Yes. The €€ price range and casual format on Rue des Jeuneurs make this a low-pressure solo lunch option. Lebanese mezze can be ordered in single portions without the awkwardness of a tasting-menu-for-one situation. The neighbourhood draws office workers rather than tourists, so solo diners fit the room naturally.
No bar seating is confirmed in the available data. Qasti Green holds a Michelin Plate for 2024 and 2025 — that recognition is typically associated with sit-down dining rooms rather than bar-counter formats. Treat it as a table-service restaurant until confirmed otherwise.

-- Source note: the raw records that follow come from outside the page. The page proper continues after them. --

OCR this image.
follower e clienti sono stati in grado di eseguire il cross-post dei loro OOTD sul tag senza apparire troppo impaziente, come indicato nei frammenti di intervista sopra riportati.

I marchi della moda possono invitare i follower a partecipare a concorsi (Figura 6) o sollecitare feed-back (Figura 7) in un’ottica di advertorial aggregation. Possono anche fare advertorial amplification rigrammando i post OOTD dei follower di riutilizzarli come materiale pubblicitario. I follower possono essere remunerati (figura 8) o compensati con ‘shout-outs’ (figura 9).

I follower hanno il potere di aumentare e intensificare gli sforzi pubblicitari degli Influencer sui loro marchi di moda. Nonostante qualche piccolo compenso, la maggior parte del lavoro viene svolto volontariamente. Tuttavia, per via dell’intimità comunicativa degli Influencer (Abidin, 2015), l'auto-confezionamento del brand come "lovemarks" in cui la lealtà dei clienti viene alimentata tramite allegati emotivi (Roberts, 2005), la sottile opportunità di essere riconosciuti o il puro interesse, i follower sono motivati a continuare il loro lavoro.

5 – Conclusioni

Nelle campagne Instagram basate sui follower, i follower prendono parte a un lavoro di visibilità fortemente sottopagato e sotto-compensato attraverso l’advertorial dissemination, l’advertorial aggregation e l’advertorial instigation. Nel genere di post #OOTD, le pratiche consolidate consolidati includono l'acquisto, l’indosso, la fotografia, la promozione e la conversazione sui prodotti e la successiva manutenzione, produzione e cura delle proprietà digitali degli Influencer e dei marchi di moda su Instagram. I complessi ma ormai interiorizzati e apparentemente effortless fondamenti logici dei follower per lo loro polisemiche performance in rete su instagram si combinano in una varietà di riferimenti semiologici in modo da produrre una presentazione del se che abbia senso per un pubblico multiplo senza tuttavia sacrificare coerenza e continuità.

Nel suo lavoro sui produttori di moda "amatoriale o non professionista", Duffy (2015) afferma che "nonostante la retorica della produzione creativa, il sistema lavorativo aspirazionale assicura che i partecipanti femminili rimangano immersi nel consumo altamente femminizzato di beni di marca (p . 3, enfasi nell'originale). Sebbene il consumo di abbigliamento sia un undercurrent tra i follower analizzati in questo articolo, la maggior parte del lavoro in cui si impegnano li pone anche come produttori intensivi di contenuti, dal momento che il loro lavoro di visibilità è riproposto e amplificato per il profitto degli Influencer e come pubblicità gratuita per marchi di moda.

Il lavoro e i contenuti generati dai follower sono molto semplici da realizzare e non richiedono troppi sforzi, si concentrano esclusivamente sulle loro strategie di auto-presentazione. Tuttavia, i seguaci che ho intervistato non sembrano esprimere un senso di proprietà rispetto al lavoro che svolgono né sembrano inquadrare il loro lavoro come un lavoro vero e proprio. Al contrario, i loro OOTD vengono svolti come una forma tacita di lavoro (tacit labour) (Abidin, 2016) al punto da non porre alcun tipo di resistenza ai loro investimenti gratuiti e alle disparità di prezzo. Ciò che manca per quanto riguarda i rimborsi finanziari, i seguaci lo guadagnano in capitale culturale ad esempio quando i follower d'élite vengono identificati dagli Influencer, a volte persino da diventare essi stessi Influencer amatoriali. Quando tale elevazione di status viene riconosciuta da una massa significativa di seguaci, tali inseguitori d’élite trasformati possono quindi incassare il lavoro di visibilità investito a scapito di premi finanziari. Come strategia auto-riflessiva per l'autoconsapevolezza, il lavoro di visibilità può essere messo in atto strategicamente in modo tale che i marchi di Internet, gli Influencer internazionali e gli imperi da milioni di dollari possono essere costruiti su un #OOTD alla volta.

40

Only if your occasion suits a casual, €€ setting. Qasti Green has back-to-back Michelin Plate recognition in 2024 and 2025, which confirms food quality, but the format and price point put it in everyday-dining territory rather than anniversary-dinner territory. For a celebratory Lebanese meal with more formality, Liza Paris is the closer comparison.
Liza Paris is the primary comparison: more polished, higher price point, better suited to occasion dining. For casual Lebanese at similar €€ pricing, Miznon in the Marais offers a different format (street-food-adjacent) but comparable accessibility. Qasti Green's Michelin Plate two years running gives it a credibility edge over unnamed neighbourhood spots.
At €€, yes. Two consecutive Michelin Plates (2024 and 2025) at a casual price point in the 2nd arrondissement is a solid value proposition. You're not paying for a room in a grand hotel or a celebrity chef's name — you're paying for food that cleared a Michelin quality bar without the fine-dining surcharge.
Keep this venue in your Pearl passport, rate it after you visit, and track it alongside every other place you collect.